In today’s New York Times, there was a nicely written criticism of the role of the aquarium industry in education and conservation:
Can Man Improve on Nature’s Fishbowl?
Published: April 8, 2007
AQUARIUMS, like zoos, are weird places. We are uncertain they should exist at all, yet if they are there, we want to see them — a fact well known to cities that hope to attract tourists and revitalize commercial districts, and that have built some two dozen aquariums in the last quarter century.
Already more than 4.5 million people have visited the latest and most spectacular example, the Georgia Aquarium, which opened here in November 2005 to a boosterish chorus of oohs and ahhs over the number of gallons, the number of species, the catering by Wolfgang Puck and the IMAX-size tank windows.
The more popular and entertaining aquariums become, the more supporters insist that they educate and inspire conservation. And the more critics worry that aquariums are actually acting as enticing, crystal-clear substitutes for dying oceans.

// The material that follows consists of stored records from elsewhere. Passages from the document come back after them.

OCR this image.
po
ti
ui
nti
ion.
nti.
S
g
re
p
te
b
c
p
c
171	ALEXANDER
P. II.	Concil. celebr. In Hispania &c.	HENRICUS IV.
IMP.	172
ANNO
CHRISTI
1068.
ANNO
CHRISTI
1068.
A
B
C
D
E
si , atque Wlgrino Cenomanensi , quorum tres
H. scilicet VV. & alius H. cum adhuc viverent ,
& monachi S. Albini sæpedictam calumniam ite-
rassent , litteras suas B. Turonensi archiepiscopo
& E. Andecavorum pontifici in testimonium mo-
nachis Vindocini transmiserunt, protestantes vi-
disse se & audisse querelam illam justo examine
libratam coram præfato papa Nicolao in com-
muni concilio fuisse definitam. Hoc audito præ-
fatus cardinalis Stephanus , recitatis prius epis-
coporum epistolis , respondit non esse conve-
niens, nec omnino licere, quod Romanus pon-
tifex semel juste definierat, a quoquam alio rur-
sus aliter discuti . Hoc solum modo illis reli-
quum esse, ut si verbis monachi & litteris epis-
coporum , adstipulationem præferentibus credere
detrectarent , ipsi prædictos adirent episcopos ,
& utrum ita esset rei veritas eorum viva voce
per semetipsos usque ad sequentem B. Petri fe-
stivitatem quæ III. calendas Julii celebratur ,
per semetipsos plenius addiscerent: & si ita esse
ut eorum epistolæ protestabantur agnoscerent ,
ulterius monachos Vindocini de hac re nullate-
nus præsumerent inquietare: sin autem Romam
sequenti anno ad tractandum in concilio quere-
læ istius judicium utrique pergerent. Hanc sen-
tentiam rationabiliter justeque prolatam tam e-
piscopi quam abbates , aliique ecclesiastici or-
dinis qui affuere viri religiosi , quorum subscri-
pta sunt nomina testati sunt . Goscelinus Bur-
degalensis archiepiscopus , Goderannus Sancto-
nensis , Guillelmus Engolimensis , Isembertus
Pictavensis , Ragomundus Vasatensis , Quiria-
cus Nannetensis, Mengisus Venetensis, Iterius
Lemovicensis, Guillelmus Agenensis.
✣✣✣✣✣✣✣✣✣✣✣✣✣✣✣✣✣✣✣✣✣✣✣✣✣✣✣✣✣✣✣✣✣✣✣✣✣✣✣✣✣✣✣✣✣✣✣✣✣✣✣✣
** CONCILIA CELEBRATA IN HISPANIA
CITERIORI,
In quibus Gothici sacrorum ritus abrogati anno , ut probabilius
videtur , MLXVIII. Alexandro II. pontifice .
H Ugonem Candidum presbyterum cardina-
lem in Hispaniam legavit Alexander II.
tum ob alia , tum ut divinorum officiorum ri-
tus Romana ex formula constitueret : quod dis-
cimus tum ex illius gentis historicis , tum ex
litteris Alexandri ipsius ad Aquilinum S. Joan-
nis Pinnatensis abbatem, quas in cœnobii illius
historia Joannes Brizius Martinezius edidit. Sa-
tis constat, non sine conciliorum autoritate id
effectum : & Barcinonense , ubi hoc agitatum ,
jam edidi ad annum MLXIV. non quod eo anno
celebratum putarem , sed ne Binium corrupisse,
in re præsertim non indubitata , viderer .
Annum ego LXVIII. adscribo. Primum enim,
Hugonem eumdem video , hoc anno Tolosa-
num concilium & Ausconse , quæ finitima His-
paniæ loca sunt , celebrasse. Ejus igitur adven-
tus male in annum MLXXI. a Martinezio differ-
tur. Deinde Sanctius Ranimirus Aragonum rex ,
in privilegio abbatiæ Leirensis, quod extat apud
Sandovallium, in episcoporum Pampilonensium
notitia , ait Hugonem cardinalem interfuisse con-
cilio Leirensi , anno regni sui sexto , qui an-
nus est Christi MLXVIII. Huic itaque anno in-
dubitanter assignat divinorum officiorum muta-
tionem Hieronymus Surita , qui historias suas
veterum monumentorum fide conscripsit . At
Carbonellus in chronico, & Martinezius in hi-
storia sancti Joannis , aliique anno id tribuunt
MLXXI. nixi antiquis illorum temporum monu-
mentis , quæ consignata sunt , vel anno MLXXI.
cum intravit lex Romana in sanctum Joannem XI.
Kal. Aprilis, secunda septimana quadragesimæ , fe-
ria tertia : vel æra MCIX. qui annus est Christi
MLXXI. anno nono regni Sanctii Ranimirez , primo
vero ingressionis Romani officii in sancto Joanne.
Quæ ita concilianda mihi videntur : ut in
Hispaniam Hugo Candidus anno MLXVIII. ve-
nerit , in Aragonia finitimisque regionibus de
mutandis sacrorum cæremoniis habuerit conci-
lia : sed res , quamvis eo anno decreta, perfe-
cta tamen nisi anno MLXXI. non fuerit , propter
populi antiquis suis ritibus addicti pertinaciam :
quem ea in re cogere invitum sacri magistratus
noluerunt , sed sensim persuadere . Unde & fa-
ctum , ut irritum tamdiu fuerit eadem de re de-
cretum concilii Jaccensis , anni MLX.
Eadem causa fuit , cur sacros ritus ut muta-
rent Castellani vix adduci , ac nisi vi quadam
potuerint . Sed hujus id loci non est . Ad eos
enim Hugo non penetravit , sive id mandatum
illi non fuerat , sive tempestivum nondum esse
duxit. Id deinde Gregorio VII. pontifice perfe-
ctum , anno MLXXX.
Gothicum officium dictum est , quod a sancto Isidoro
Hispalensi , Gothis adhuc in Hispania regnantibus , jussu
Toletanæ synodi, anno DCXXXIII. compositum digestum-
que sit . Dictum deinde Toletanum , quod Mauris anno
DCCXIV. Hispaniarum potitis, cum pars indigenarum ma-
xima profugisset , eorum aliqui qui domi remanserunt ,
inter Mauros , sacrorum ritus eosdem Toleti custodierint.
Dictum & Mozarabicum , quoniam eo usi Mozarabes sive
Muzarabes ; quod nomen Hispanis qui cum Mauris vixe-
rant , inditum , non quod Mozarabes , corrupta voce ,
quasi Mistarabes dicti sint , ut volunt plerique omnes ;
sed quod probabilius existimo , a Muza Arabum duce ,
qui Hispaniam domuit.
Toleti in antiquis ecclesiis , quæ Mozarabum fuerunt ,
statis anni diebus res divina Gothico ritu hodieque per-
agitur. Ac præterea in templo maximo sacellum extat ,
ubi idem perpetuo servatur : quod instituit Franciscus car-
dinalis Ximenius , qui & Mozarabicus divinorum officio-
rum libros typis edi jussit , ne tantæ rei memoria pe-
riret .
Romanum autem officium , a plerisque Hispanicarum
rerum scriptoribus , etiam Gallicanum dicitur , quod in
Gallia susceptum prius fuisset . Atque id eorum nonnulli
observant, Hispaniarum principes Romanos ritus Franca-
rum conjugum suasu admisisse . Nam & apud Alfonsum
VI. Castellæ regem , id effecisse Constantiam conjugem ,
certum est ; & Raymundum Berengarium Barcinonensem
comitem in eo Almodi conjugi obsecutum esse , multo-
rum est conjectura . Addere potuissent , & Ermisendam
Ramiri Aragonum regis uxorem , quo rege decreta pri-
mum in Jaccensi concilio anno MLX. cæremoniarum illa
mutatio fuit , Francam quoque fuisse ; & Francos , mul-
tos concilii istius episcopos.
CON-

A couple of other great quotes from this article:
Critics argue that aquariums have the opposite effect: as exhibits grow more technologically sophisticated, they implicitly suggest that oceans are disposable.
If aquariums are hard on fish, they provide a nurturing home for the rosy notion that humans can not only control nature, but improve on it.
sociologists have learned that moral indignation is not the only motivator to action: there must also be emotional and cognitive connections. If institutions give those too little attention, he said, the result is something the educational theorist David Sobel called ecophobia, a state in which the monumentality of the problem immobilizes the viewer.
An encounter with a living being, on the other hand, is a catalyst for action. “This,” Mr. Fraser said, “is the place where the love starts.”